David Cannadine has loomed large in my own relationship with the British Empire. His response to Edward Said’s Orientalism, Ornamentalism, was one of the very first books that pointed me on the path to becoming a global historian, and I was lucky enough to write a (highly critical) paper on it years later at Oxford. When I saw that he had authored a general history of Great Britain in the nineteenth century as part of the Penguin History of Britain series, I knew I needed to read it.

Most students of history are probably familiar with the idea of a ‘long nineteenth century’ in European history, extending form the French Revolution in 1789 to the outbreak of the First World War. Cannadine takes a different approach, beginning with the Act of Union that officially enfolded Ireland into the United Kingdom and ending with the landslide Liberal victory in the general election of 1906. Through these 106 years, Cannadine traces the threads of Britain’s political, cultural, social, technological, and imperial development from a beleaguered early modern nation at war with Napoleon to the pre-eminent world power, teetering on the precipice of irrelevance.
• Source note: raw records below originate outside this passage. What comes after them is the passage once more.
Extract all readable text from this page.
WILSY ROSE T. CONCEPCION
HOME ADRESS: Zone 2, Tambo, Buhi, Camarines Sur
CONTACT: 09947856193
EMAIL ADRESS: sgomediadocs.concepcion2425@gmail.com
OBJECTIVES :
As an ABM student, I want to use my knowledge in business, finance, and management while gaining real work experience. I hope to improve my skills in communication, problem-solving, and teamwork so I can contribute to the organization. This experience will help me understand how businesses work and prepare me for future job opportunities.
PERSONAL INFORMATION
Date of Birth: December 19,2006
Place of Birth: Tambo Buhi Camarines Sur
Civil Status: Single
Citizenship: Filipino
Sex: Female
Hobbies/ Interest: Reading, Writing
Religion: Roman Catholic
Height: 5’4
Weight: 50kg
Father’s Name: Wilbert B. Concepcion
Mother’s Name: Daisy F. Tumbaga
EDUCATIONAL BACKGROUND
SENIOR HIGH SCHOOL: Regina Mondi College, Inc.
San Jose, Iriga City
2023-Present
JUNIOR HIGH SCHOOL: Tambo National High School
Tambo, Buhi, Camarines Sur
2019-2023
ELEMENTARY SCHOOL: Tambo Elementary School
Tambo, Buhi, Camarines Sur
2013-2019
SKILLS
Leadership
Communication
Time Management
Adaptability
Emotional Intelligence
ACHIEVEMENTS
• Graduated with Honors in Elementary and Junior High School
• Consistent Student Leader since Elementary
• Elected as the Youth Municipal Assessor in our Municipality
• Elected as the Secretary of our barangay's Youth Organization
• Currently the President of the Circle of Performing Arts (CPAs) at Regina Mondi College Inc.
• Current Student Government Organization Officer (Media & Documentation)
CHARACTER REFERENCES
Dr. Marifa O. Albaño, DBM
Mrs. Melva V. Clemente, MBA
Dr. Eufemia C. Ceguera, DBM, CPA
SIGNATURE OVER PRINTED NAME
Victorious Century is first and foremost a political history, and fittingly it is in his political narrative that Cannadine excels. Parliamentary politics in the 1800s can be as boring as they were important for internal British history, yet Cannadine deftly navigates them, clearly explaining the difference between and evolution of the Tory, Whig, Liberal, and Conservative parties and their policies. The great issues of reform, Corn Laws, and Irish Home Rule receive their time in the sun without boring the reader to death, and Cannadine’s general yet thorough coverage of Britain’s imperial history is admirably linked to the specific governance of successive administrations.

If anything suffers in Victorious Century, it is the social and cultural history of Britain. For a political and imperial historian, Cannadine does give admirable focus to these areas, but they are by and large covered from above. While he takes pains to illustrate how Britain changed throughout the century in such areas as population, life expectancy, social stratification, and industry (with its accompanying labor), all is done from a bird’s eye view, and at no point does the reader feel like they can imagine the streets of London or Edinburgh or Dublin recreated around them. Such oversights are the nature of any one-volume history of an entire century, however; authors must choose what to focus on, and what must regrettably fall by the wayside.

As a whole, however, I cannot recommend Victorious Century highly enough for those looking for an overview of British history in the period when Britain led the world in just about every way conceivable. At 500 pages, it may be slightly too long to be required reading in a course on the era, but if you have the time to work through it at your own pace, the results are well worth it.